We would like to share more details about the events that occurred with Phrase between 03:02 PM CEST and 03:32 PM CEST on April 9, 2024 which led to performance disruption of most of the Phrase Strings (EU) components and what Phrase engineers are doing to prevent these issues from reoccurring.

Timeline

11:13 AM CEST on April 5, 2024: Network configuration updated to enable peering between Phrase Strings EU and Analytics component.

03:02 PM CEST on April 9, 2024: Network configuration updated to propagate routes between Phrase Strings EU and Analytics component by Analytics operations team.

03:06 PM CEST on April 9, 2024: Critical alerts triggered for Phrase Strings EU not available. On-duty engineers start to investigate.

03:22 PM CEST on April 9, 2024: Root cause identified as related to previous network changes. Reconstruction of the original route table is started.

03:32 PM CEST on April 9, 2024: Route table reconstructed with routes enabling all traffic as before the disruption. Systems are immediately restored to the correct state. The engineering team continues to monitor the situation.

Root Cause

The root cause of the incident was the removal of routes and dissociation of route tables between the Phrase Strings EU application and the database layer, as they are deployed in separate virtual physical networks. This change was part of a new feature rollout done by the team that maintains different components.

The standard procedure including review and notification of teams impacted by the network change was not fully followed, resulting in increased investigation time as the incident response team was informed about the change during the actual incident time.

Actions to Prevent Recurrence

Network change procedures will be enhanced to improve communication throughout the process. Network maintenance teams will receive specialized training to ensure compliance with these updated protocols.

Conclusion

Firstly, we want to apologize. We know how critical our services are to your business. Phrase as a whole will do everything to learn from this incident and use it to drive improvements across our services. As with any significant operational issue, Phrase engineers will be working tirelessly over the next coming days and weeks to improve their understanding of the incident and determine what changes to make that improve our services and processes.

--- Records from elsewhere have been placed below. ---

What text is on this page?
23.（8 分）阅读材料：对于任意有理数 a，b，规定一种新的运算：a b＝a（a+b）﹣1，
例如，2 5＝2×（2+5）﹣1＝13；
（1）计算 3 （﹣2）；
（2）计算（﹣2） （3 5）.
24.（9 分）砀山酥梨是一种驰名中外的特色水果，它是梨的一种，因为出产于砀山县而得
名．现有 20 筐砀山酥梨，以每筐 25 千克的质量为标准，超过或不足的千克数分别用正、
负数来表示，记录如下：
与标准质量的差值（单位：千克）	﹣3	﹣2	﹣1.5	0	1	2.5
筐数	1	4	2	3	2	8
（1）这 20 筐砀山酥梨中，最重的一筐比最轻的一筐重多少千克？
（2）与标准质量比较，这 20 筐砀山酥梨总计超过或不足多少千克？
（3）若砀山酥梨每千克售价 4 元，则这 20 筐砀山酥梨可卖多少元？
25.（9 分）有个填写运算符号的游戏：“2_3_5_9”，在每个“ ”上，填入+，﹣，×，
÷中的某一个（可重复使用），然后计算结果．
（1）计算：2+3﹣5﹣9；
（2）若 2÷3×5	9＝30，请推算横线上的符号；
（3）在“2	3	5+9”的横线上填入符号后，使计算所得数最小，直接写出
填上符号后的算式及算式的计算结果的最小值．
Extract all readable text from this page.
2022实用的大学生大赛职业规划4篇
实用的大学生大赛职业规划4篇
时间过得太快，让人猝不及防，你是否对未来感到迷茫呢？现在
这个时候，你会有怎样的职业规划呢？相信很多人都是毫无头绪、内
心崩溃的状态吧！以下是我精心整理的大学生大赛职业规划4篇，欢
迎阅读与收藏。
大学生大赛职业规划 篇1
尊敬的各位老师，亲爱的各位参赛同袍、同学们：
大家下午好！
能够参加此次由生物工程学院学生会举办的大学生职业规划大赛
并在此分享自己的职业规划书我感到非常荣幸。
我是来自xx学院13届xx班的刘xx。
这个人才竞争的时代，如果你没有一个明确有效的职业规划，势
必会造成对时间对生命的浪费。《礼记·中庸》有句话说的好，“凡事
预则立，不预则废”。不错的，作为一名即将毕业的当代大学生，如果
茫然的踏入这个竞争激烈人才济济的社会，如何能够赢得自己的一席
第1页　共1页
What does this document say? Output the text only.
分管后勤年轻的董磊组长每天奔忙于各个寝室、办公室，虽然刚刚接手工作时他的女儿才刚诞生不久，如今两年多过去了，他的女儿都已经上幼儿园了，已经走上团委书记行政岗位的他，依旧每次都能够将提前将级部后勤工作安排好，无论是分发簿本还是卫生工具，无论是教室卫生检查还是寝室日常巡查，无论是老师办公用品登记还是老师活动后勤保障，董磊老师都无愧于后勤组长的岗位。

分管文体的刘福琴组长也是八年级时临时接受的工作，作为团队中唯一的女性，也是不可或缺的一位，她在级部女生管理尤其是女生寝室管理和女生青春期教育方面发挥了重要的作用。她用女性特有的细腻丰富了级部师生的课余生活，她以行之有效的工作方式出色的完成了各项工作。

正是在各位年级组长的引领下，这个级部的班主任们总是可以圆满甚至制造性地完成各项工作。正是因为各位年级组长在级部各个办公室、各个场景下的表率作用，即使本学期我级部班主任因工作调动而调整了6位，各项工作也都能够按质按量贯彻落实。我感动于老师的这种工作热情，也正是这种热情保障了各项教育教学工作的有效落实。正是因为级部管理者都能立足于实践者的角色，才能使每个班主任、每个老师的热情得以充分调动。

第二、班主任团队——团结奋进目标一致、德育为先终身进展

Posted Apr 22, 2024 - 07:20 CEST

Resolved
The incident has been resolved.
Posted Apr 09, 2024 - 15:43 CEST
Update
We are continuing to monitor for any further issues.
Posted Apr 09, 2024 - 15:42 CEST
Monitoring
The fix has been implemented and we are monitoring the results.
Posted Apr 09, 2024 - 15:34 CEST
Identified
The issue has been identified and a fix is being implemented.
Posted Apr 09, 2024 - 15:33 CEST
Investigating
We are investigating the issue.
Posted Apr 09, 2024 - 15:14 CEST
This incident affected: Phrase Strings (EU) (Translation center, GitLab sync, Bitbucket sync, OTA, Email delivery, Ordering, In-context editor, API).